El aliento del cine de Yasujiro Ozu, pero también el de Mikio Naruse, palpita como soberana influencia, y a la vez reflejo implícito de la inmovilidad de la sociedad japonesa, anclada en un inflexible tradicionalismo que tanto Ozu, cincuenta años atrás, como Kore-eda ahora, evidencian con un sutil y exquisito lirismo. Las viudas, como aquel entonces, siguen siendo figuras de devaluada imagen, y que por extensión devalúan la de quienes las elijan. Entonces, su destino parecía abocado a ser apósitos de la familia del hijo muerto que, en cierto momento, podían convertirse en perturbaciones incómodas, como el mueble que se desea tirarse para mejorar el diseño del espacio familiar. En Still walking, Ryota , el hijo pequeño, el que aún vive, el que no quiso seguir la tradición familiar y no quiso ser médico, sino restaurador de cuadros, ha elegido también a una mujer que no posee la imagen modélica, la imagen deseada para la esposa de un hijo, ya que es viuda. Y, como apunta la madre, es peor que una divorciada, porque esta al menos decidió abandonar a su esposo (ser viuda, por tanto, acentúa la imagen de 'producto de segunda mano). Por ello, Ryota visita a su familia como quien se dirige a un frente, con el gesto tenso, como quien espera en cualquier momento que descarguen algún obús sobre él, sea por la elección de esposa o por su trabajo (por eso prefiere aparentar que su situación laboral no es precaria). Las apariencias son trama y sustento de estas vidas, de los valores que promulgan la generación de los padres.

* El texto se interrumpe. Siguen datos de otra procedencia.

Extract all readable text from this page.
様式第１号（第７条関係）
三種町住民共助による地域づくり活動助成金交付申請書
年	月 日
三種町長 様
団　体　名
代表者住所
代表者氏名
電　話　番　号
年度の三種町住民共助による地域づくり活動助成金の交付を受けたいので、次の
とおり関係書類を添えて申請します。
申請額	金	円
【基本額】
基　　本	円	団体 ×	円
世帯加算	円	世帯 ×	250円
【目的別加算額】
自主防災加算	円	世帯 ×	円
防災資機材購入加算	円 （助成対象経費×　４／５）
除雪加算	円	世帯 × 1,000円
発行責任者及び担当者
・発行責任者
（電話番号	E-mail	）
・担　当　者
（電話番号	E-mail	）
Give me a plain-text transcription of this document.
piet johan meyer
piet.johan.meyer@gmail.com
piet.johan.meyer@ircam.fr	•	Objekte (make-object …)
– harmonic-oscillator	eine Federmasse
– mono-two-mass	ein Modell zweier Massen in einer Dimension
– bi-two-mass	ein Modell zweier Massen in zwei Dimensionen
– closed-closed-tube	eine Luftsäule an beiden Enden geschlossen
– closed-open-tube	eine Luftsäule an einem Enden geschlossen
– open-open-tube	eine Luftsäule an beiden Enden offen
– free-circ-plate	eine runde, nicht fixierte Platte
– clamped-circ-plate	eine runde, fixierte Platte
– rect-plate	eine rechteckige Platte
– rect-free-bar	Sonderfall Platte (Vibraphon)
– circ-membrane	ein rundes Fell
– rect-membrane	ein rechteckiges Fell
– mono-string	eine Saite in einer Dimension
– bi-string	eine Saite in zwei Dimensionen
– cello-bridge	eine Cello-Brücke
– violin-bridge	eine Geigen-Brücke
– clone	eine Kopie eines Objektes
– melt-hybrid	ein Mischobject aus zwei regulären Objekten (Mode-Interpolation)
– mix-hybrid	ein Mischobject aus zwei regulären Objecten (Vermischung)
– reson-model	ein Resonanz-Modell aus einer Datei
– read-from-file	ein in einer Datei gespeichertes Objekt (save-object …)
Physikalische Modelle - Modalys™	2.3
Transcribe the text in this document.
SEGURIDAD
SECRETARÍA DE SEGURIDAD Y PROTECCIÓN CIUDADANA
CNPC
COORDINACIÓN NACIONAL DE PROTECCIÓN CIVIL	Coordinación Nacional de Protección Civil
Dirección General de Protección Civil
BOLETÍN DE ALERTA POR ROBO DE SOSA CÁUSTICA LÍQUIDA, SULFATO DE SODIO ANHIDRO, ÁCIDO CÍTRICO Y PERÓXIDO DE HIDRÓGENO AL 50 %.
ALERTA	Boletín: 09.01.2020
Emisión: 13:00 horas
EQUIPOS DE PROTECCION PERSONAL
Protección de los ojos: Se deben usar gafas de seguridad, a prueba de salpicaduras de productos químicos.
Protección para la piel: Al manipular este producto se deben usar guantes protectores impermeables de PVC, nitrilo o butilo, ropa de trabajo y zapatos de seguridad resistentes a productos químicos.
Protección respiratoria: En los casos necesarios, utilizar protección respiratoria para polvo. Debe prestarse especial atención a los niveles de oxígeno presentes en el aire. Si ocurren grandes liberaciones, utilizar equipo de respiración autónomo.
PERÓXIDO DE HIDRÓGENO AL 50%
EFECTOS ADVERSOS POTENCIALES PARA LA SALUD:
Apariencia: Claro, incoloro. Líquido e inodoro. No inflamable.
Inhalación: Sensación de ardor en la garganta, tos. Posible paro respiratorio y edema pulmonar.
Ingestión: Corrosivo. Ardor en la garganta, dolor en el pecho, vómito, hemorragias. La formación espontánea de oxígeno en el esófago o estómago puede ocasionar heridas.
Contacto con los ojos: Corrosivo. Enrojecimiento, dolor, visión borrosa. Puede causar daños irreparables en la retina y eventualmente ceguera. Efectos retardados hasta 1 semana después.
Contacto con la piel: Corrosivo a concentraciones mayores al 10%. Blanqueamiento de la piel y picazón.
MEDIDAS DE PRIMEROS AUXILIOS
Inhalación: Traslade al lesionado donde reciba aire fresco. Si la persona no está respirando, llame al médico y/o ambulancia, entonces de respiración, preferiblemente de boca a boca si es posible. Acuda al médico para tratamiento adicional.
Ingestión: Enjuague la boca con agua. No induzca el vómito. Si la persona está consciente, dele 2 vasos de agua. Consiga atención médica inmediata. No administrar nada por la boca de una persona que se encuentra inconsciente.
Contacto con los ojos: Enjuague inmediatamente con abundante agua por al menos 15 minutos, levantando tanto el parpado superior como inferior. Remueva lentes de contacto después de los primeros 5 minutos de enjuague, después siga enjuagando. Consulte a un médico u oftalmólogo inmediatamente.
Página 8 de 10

A este respecto es reveladora la actitud de la madre, Toshiko (Kirin Kiki), amable y sonriente, pero que no duda en soltar invectivas sobre la elección de mujer que ha realizado su hijo, esperando que la relación fracase prontamente, o cómo, aunque hayan pasado doce años, sigue deseando que la vida sea una tortura para el chico que salvó Junpei. Por eso, sigue esperando que acuda cada aniversario a visitarles, como quien desea que el recuerdo de que su vida se debe a la muerte de otro no deje de ser fuente de amargura permanente. Ese veneno latente tras la sonrisa se manifiesta también en la secuencia en la que recuerda una canción de especial significado en su vida, que tararea con emoción, junto a su familia. Pero es una emoción engañosa, aparente. En profundidad de campo, posteriormente, recuerda a su esposo, en primer término, cómo es la canción que escuchaba cuando, muchos años atrás, le sorprendió con su amante. Las superficies, los primeros términos, no son lo que parecen, mientras en las corrientes subterráneas se agitan emociones que no son sino remolinos turbios. El tiempo pasa, pero las inquinas, los resentimientos, permanecen, y a veces afloran como rocío emponzoñado. El tiempo pasa, y promesas y gestos no se cumplen ni realizan. Vínculos de apariencia, afectos que se convierten en garfios, miradas huidizas, rutinas que se realizan como si ya se fuera un mero resorte, una tortuosa obligación, como quien introduce la tarjeta en cada inicio de jornada laboral. El recuerdo de una muerte se revela como la inconsciente manifestación de unos vínculos mustios como una flor ya sin agua. Como la piedra de las tumbas que vanamente se humedecen.